29 jun Promessa de emprego não cumprida por transfobia gera indenização
Promessa de emprego não cumprida por transfobia gera indenização
Decisão é da 56ª Vara do Trabalho de São Paulo, que condenou uma empresa de logística a pagar R$ 20 mil a trabalhadora transexual.
Frustrar a contratação de alguém por intolerância de gênero fere os princípios da lealdade e da boa-fé e enseja indenização por danos morais. Esse foi o entendimento da juíza Alice Nogueira e Oliveira Brandão, 56ª Vara do Trabalho de São Paulo, que condenou a empresa de logística Jadlog a pagar R$ 20 mil a trabalhadora transexual que teve expectativa de contratação frustrada após passar por processo seletivo e exame admissional na firma.
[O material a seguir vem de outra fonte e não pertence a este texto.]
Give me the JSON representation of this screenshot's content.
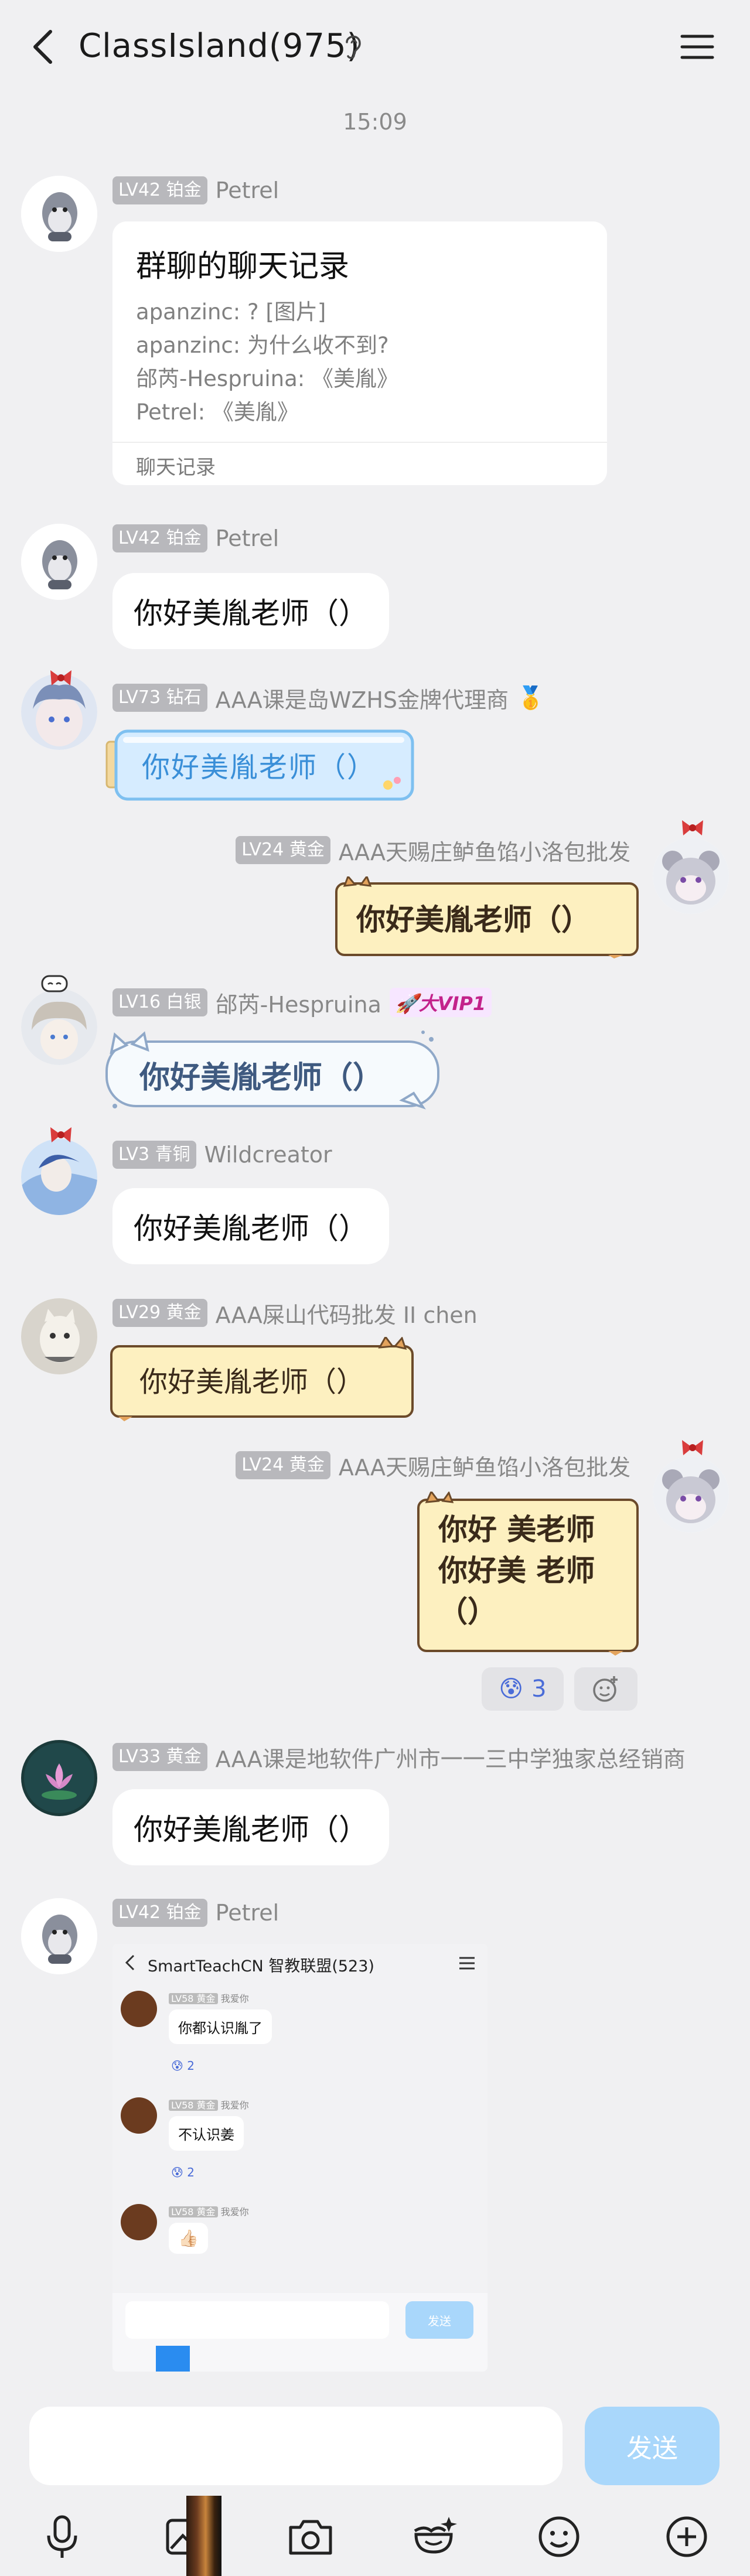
{
  "header": {
    "title": "ClassIsland(975)"
  },
  "time": "15:09",
  "messages": [
    {
      "level": "LV42 铂金",
      "name": "Petrel",
      "card": {
        "title": "群聊的聊天记录",
        "lines": [
          "apanzinc: ? [图片]",
          "apanzinc: 为什么收不到?",
          "邰芮-Hespruina: 《美胤》",
          "Petrel: 《美胤》"
        ],
        "footer": "聊天记录"
      }
    },
    {
      "level": "LV42 铂金",
      "name": "Petrel",
      "text": "你好美胤老师（）"
    },
    {
      "level": "LV73 钻石",
      "name": "AAA课是岛WZHS金牌代理商",
      "medal": "🥇",
      "text": "你好美胤老师（）"
    },
    {
      "level": "LV24 黄金",
      "name": "AAA天赐庄鲈鱼馅小洛包批发",
      "text": "你好美胤老师（）"
    },
    {
      "level": "LV16 白银",
      "name": "邰芮-Hespruina",
      "vip": "大VIP1",
      "text": "你好美胤老师（）"
    },
    {
      "level": "LV3 青铜",
      "name": "Wildcreator",
      "text": "你好美胤老师（）"
    },
    {
      "level": "LV29 黄金",
      "name": "AAA屎山代码批发 II chen",
      "text": "你好美胤老师（）"
    },
    {
      "level": "LV24 黄金",
      "name": "AAA天赐庄鲈鱼馅小洛包批发",
      "lines": [
        "你好 美老师",
        "你好美 老师",
        "（）"
      ],
      "reaction": {
        "emoji": "😰",
        "count": "3"
      }
    },
    {
      "level": "LV33 黄金",
      "name": "AAA课是地软件广州市一一三中学独家总经销商",
      "text": "你好美胤老师（）"
    },
    {
      "level": "LV42 铂金",
      "name": "Petrel",
      "screenshot": {
        "title": "SmartTeachCN 智教联盟(523)",
        "items": [
          {
            "level": "LV58 黄金",
            "name": "我爱你",
            "text": "你都认识胤了",
            "reaction": "😰 2"
          },
          {
            "level": "LV58 黄金",
            "name": "我爱你",
            "text": "不认识姜",
            "reaction": "😰 2"
          },
          {
            "level": "LV58 黄金",
            "name": "我爱你",
            "text": "👍🏻"
          }
        ],
        "send": "发送"
      }
    }
  ],
  "input": {
    "placeholder": "",
    "send": "发送"
  },
  "toolbar": [
    "mic-icon",
    "image-icon",
    "camera-icon",
    "sticker-icon",
    "emoji-icon",
    "plus-icon"
  ],
  "colors": {
    "background": "#f0f0f2",
    "send_button": "#a9d7fb",
    "badge": "#b8b8bc",
    "fancy_yellow": "#fdf0c0",
    "fancy_blue": "#d6ecff"
  }
}
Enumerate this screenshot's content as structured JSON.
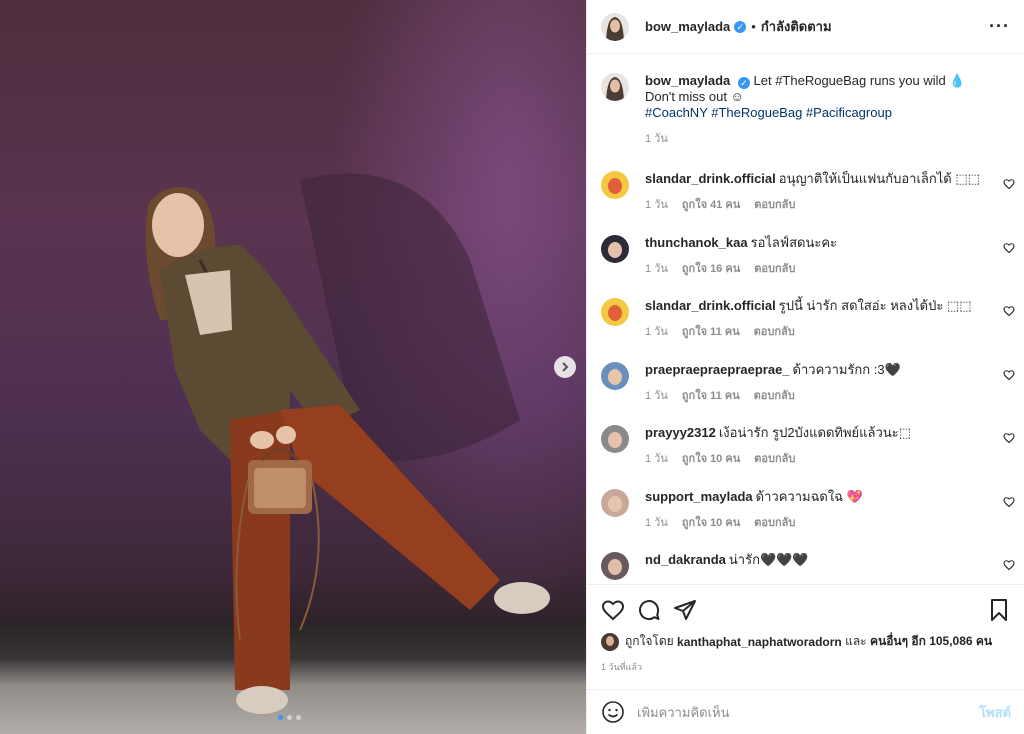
{
  "post": {
    "username": "bow_maylada",
    "verified_mark": "✓",
    "separator": "•",
    "follow_status": "กำลังติดตาม",
    "more_icon": "more-horizontal-icon",
    "caption_text": "Let #TheRogueBag runs you wild 💧 Don't miss out ☺",
    "caption_tags": "#CoachNY #TheRogueBag #Pacificagroup",
    "caption_time": "1 วัน",
    "carousel": {
      "total_images": 3,
      "active_index": 0
    },
    "accent_color": "#3897f0"
  },
  "comments": [
    {
      "username": "slandar_drink.official",
      "text": "อนุญาติให้เป็นแฟนกับอาเล็กได้ ⬚⬚",
      "time": "1 วัน",
      "likes": "ถูกใจ 41 คน",
      "reply": "ตอบกลับ"
    },
    {
      "username": "thunchanok_kaa",
      "text": "รอไลฟ์สดนะคะ",
      "time": "1 วัน",
      "likes": "ถูกใจ 16 คน",
      "reply": "ตอบกลับ"
    },
    {
      "username": "slandar_drink.official",
      "text": "รูปนี้ น่ารัก สดใสอ่ะ หลงได้ป่ะ ⬚⬚",
      "time": "1 วัน",
      "likes": "ถูกใจ 11 คน",
      "reply": "ตอบกลับ"
    },
    {
      "username": "praepraepraepraeprae_",
      "text": "ด้าวความรักก :3🖤",
      "time": "1 วัน",
      "likes": "ถูกใจ 11 คน",
      "reply": "ตอบกลับ"
    },
    {
      "username": "prayyy2312",
      "text": "เง้อน่ารัก รูป2บังแดดทิพย์แล้วนะ⬚",
      "time": "1 วัน",
      "likes": "ถูกใจ 10 คน",
      "reply": "ตอบกลับ"
    },
    {
      "username": "support_maylada",
      "text": "ด้าวความฉดใฉ 💖",
      "time": "1 วัน",
      "likes": "ถูกใจ 10 คน",
      "reply": "ตอบกลับ"
    },
    {
      "username": "nd_dakranda",
      "text": "น่ารัก🖤🖤🖤",
      "time": "",
      "likes": "",
      "reply": ""
    }
  ],
  "actions": {
    "like_icon": "heart-icon",
    "comment_icon": "comment-icon",
    "share_icon": "send-icon",
    "save_icon": "bookmark-icon",
    "liked_by_prefix": "ถูกใจโดย",
    "liked_by_user": "kanthaphat_naphatworadorn",
    "liked_by_and": "และ",
    "liked_by_others": "คนอื่นๆ อีก 105,086 คน",
    "timestamp": "1 วันที่แล้ว"
  },
  "add_comment": {
    "placeholder": "เพิ่มความคิดเห็น",
    "post_label": "โพสต์",
    "post_color": "#b2dffc"
  }
}
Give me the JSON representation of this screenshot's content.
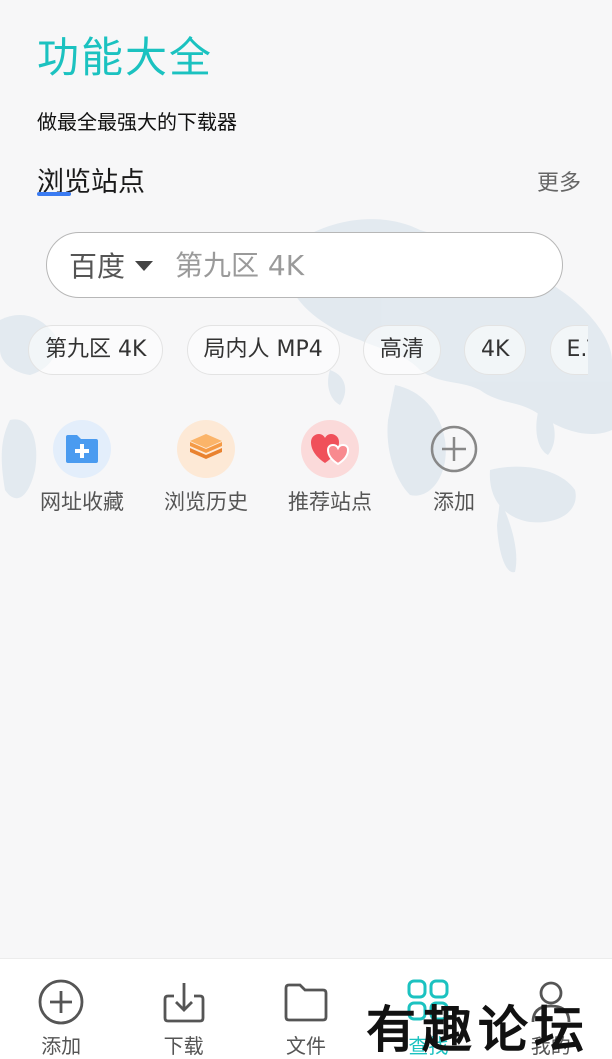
{
  "header": {
    "title": "功能大全",
    "subtitle": "做最全最强大的下载器"
  },
  "section": {
    "title": "浏览站点",
    "more_label": "更多"
  },
  "search": {
    "engine": "百度",
    "placeholder": "第九区 4K"
  },
  "chips": [
    "第九区 4K",
    "局内人 MP4",
    "高清",
    "4K",
    "E.T"
  ],
  "shortcuts": [
    {
      "label": "网址收藏",
      "icon": "bookmark-folder-icon"
    },
    {
      "label": "浏览历史",
      "icon": "layers-history-icon"
    },
    {
      "label": "推荐站点",
      "icon": "hearts-icon"
    },
    {
      "label": "添加",
      "icon": "plus-circle-icon"
    }
  ],
  "tabbar": [
    {
      "label": "添加",
      "icon": "plus-circle-icon"
    },
    {
      "label": "下载",
      "icon": "download-icon"
    },
    {
      "label": "文件",
      "icon": "folder-icon"
    },
    {
      "label": "查找",
      "icon": "grid-icon",
      "active": true
    },
    {
      "label": "我的",
      "icon": "user-icon"
    }
  ],
  "watermark": "有趣论坛",
  "colors": {
    "accent": "#1bc2c0",
    "underline": "#3a7bf2",
    "background": "#f7f7f8"
  }
}
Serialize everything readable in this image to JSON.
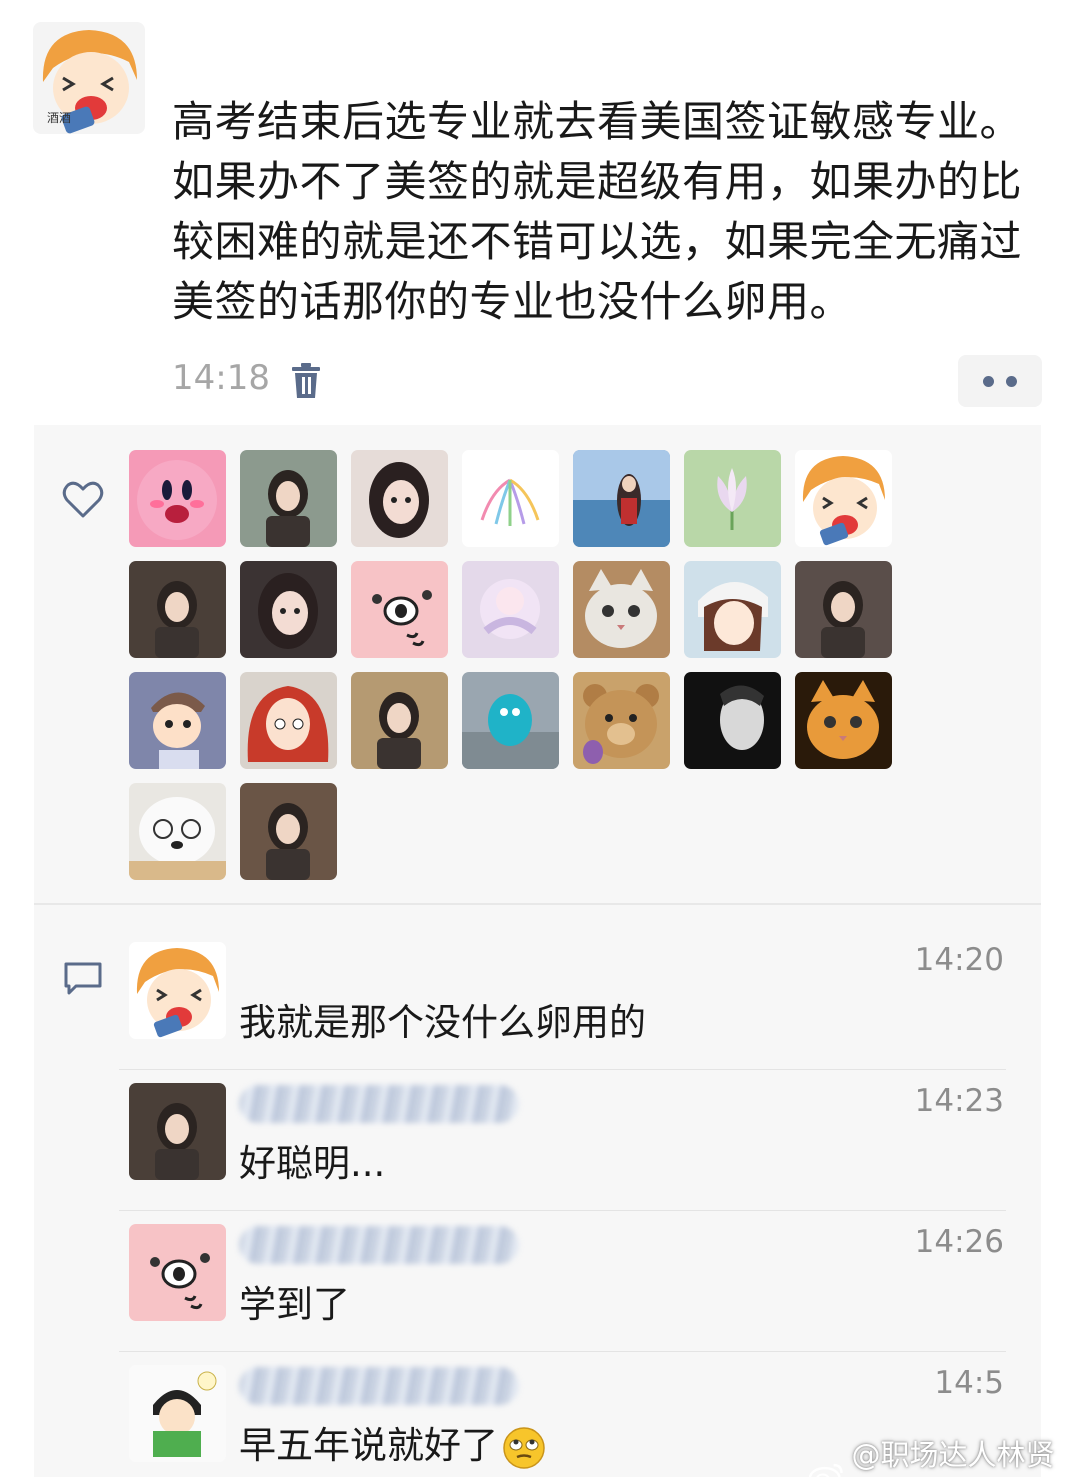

Para a profissional, ela não foi convocada por discriminação decorrente de transfobia, pois os problemas ocorreram após a entrega da documentação com os nomes civil e social. Nos autos, ela conta que realizou o processo seletivo com mais duas amigas e que todas saíram de lá com a promessa de contratação, sendo que as amigas começaram a trabalhar logo após apresentarem os documentos.
Na decisão, a juíza pontuou que se aplica ao caso a resolução 492 do Conselho Nacional de Justiça com a consequente adoção do Protocolo para Julgamento com Perspectiva de Gênero. Ela explica que, com isso, “concede-se à palavra da vítima elevado valor e transfere-se à reclamada a obrigação de comprovar a inexistência do ato de transfobia em relação à reclamante”. De acordo com o processo, a empresa Jadlog Logística não apresentou provas.
Para a magistrada, “atos discriminatórios não expressos, mas sutis e sofisticados, banhados de caráter excludente, não mais podem ser desconsiderados pelo Poder Judiciário”. Na decisão, foi determinado ainda que fosse retificado, com urgência, a denominação do polo ativo da ação para que conste o nome social da trabalhadora. O caso está pendente de análise de recurso (processo nº 1000131-02.2023.5.02.0056).
Esclarecimentos
Em nota, a Jadlog esclarece que a não efetivação da profissional transgênero ocorreu porque ela não entregou todos os documentos solicitados pela empresa responsável pela seleção, para que fosse possível dar sequência à contratação. A norma de entrega de todos os documentos para efetivar a contratação é aplicada a todos os candidatos que participam de processos seletivos, como ocorreu nesta ocasião, em que foram abertas 350 vagas. Desta maneira, em nenhum momento a não convocação da profissional se deu por transfobia por parte da empresa.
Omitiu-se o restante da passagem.